Because he keeps insisting that the poor and the broken and the outsiders get a place at the table and an important role in this Kingdom of God that he’s come to tell them about.

He keeps upsetting their applecarts and they’re nearing the end of their rope.

But Jesus doesn’t seem to be too put out by this. He responds the same as he always has – with the promise, the encouragement, the invitation to reach out and be part of this Kingdom that is here with them right now!

But then he goes a little further. I had to go back to Tom Wright on this one, but he suggests that all of this ‘end times’ (or ‘apocalyptic’) language about fiery flames and floods and people disappearing is actually Jesus co-opting a writing style that was very Jewish.

As a people group that had frequently existed under the powers of other kings and emperors over the previous 1500 years, the Jews had developed this way of encouraging each other about a future out from under the authority of their oppressors.

And Wright suggests that although many people might think of these words as being about the Roman legions coming to destroy Jerusalem, it is more likely that they have to do with the Pharisees themselves.
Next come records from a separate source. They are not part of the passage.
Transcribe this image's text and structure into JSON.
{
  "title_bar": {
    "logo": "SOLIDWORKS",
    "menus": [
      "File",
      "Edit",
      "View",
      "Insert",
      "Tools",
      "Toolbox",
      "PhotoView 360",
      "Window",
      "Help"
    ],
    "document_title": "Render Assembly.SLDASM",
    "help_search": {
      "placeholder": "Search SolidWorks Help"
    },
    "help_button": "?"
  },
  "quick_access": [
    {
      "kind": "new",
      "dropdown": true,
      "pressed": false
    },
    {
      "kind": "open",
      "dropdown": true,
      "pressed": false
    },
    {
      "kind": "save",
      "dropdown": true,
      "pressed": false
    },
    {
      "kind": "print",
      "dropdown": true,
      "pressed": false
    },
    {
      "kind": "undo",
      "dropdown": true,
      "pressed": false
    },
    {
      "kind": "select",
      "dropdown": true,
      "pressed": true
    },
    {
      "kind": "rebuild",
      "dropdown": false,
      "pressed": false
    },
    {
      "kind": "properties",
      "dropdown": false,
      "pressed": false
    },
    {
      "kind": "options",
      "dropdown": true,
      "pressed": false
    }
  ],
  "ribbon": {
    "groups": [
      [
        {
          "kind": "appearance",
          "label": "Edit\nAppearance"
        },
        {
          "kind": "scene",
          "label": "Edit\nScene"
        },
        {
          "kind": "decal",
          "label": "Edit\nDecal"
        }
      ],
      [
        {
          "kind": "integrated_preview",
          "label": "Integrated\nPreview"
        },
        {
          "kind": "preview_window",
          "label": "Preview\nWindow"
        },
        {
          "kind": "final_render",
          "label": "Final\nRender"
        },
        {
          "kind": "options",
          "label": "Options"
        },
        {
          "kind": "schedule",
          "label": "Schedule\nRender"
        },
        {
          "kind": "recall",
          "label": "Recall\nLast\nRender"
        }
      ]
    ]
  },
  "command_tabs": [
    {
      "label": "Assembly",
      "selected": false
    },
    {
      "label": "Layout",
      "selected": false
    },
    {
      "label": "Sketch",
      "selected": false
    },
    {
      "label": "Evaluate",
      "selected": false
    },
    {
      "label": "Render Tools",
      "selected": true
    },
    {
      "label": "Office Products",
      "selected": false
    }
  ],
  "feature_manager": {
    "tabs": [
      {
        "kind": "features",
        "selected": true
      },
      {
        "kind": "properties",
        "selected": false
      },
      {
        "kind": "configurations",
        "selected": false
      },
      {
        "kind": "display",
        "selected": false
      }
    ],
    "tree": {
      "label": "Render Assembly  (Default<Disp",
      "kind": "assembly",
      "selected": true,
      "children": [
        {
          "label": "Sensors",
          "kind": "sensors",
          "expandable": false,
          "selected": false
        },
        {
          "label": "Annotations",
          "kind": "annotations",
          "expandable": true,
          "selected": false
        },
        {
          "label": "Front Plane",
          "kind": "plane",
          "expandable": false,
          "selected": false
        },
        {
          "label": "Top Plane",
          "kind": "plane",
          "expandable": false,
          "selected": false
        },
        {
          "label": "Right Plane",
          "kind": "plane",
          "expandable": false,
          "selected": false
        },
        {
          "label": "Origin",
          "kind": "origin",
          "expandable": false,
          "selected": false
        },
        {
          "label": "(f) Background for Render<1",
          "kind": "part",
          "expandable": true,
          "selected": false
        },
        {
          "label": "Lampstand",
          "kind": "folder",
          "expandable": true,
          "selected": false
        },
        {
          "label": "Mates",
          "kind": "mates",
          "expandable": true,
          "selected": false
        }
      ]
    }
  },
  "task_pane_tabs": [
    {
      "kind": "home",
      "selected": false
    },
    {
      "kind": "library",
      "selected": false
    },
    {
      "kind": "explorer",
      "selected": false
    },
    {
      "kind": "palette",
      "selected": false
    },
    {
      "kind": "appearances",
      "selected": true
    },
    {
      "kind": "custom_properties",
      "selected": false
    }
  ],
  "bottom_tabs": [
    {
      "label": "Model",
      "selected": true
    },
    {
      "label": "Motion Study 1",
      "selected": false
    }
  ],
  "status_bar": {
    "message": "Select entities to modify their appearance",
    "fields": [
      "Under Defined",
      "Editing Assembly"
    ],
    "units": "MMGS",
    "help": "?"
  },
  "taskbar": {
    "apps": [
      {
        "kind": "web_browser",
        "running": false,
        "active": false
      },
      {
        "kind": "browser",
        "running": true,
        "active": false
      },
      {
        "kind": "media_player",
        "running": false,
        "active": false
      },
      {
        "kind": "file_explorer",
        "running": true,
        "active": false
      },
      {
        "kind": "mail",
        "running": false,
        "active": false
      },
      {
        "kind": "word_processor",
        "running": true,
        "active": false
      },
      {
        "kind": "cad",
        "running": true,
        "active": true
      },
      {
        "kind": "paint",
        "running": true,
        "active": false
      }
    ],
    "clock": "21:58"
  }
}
He says,

For Jesus, in one of the most dramatic twists of thinking, the force that has most directly opposed his teaching and his kingdom-ministry is official Israel itself, focused on the Temple and it’s hierarchy and the Pharisees whose thinking and practice derived from the Temple. ~ Luke For Everyone, p. 210

So what would that mean for us, today?

We have no temple, no Pharisees, and Israel is a very different place than it was 2000 years ago.

What do we take from this?

I think three things are really important, but this is already long enough for one day, so you’ll have to wait until Thursday for the answers.Journal Questions:

  1. Has Jesus ever ruffled your feathers? Unsettled your perch? Left you tetchy or touchy?
  2. How do you recognize the voice of the Holy Spirit inviting you to join in the work of the Kingdom?
  3. What are your thoughts on what we might take from this?
  4. If you’re able to, read through the passage a couple of times a day between now and Thursday and allow it to percolate slowly in the back of your mind. What does the Holy Spirit want to say to you through these words?